Tuesday Meadows on why the TC writers who left should come back:
I can appreciate many of the advocates in the trans community pulling their work off of Thought Catalog, but I think by doing this that we are letting the bad guys win. I think their whole point was to shut us up and keep us invisible, and we are complying by pulling our work. I hope the great writers out there that speak out for our community will reconsider and come back with a loud and clear voice that will resonate within the hearts and minds of the Thought Catalog readers.
Tom Hawking on the need for moderation and oversight on the Internet
And in any case, if TC works for the same reason that the Internet works, it also doesn’t work for the same reason that the Internet doesn’t work: that any measure of sensible discussion soon gets drowned in the noise made by assholes like Gavin McInnes. On the Internet, it is generally the people who shout loudest who get heard, and it’s exactly those people for whom TC works most effectively as a platform. The site’s entire raison d’être is flawed, because it’s based on a line of thinking that has plenty of currency on the Internet, i.e. that everyone has a worthwhile opinion and is entitled to ample space to express it.

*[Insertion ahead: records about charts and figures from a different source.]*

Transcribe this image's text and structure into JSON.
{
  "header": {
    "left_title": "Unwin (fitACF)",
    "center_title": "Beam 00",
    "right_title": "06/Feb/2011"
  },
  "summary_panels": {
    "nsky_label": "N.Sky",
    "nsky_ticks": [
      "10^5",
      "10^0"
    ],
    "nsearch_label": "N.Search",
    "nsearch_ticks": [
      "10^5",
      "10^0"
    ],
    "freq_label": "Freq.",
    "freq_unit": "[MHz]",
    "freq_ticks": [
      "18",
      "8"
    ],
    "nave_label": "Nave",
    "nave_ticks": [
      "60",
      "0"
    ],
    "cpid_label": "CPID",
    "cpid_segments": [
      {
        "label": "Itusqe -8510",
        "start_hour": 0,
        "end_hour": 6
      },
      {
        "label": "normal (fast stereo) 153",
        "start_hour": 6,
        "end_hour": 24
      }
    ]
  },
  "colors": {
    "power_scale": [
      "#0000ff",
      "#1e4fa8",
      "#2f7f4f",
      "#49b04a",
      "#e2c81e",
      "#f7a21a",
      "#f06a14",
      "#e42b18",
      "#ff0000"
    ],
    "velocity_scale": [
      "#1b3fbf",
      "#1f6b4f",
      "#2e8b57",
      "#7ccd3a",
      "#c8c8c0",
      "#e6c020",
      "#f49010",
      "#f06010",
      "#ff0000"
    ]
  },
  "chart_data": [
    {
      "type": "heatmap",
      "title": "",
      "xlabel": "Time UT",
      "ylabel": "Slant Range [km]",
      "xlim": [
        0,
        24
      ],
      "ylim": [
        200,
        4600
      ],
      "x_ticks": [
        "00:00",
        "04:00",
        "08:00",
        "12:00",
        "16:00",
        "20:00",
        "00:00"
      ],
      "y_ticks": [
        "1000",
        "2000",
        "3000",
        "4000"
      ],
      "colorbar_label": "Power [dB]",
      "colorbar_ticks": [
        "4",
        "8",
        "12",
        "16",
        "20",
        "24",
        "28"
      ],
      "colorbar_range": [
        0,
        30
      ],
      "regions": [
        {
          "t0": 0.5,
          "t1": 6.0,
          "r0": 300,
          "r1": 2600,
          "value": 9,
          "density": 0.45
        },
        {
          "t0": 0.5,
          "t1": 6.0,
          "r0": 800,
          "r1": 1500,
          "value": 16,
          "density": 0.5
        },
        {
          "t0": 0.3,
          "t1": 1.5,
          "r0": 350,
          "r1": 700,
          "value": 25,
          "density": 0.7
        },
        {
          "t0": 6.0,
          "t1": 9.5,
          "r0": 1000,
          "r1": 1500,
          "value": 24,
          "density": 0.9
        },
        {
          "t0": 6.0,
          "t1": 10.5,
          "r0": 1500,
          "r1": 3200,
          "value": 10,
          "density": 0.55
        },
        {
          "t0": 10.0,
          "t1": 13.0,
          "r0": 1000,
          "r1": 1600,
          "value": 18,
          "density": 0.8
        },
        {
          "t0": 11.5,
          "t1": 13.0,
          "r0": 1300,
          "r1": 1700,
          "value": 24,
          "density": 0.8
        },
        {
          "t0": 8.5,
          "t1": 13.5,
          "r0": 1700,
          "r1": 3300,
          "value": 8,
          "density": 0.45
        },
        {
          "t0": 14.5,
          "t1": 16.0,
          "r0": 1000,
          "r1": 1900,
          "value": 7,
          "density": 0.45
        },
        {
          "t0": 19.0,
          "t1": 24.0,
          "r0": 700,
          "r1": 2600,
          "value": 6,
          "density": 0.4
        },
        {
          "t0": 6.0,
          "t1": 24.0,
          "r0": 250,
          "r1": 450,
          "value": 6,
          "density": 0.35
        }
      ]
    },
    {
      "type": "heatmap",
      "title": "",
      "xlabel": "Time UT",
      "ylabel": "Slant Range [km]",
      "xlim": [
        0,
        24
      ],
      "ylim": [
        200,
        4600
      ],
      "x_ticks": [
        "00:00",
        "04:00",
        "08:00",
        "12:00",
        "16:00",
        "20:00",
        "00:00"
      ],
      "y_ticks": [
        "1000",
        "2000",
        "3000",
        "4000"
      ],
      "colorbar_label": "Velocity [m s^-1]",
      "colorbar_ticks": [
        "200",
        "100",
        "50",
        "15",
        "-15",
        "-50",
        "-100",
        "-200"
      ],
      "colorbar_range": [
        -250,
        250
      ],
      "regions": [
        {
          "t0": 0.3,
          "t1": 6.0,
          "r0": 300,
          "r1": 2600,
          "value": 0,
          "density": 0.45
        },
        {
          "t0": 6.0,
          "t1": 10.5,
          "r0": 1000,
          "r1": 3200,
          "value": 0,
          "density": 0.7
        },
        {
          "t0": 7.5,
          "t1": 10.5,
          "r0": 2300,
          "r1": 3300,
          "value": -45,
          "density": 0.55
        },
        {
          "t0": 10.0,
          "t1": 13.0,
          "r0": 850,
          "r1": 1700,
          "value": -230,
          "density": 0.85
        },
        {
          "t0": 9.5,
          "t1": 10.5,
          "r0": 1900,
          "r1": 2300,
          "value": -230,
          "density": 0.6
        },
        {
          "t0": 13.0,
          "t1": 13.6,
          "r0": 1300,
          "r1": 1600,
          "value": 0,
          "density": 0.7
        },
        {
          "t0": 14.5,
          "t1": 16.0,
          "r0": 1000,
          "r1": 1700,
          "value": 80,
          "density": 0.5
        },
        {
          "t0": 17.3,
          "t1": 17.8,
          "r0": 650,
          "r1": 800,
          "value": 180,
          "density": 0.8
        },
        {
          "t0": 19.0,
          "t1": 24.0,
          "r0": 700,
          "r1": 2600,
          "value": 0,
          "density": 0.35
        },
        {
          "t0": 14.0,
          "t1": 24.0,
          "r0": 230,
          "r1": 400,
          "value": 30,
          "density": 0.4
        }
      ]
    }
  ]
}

H. Allan Scott on how words matter and the necessity of discussion:
McInnes and Rogers chose to speak hate (and are feeling the consequences of that choice). Thought Catalog chose to publish that hate, which clearly has led to a vigorous discussion about the issues at hand. Isn’t that a good thing? Isn’t the point of being a writer to express a thought, no matter how unpopular or even hateful, in the hopes that it inspires a discussion? That’s why I do this for a living, albeit a meager one.
Ryan Holiday on Thought Catalog supporting all writers
To me, that all adds up to seeing the site as a place that fearlessly supports writers — some good, some bad — and pays them, too. If they end up pissing everyone off and driving their customers away, that would be really dumb. I don’t think they’re going to do that. But they’re always going to have a higher tolerance for pain and controversy because they really mean it when they say they want to publish a diversity of voices.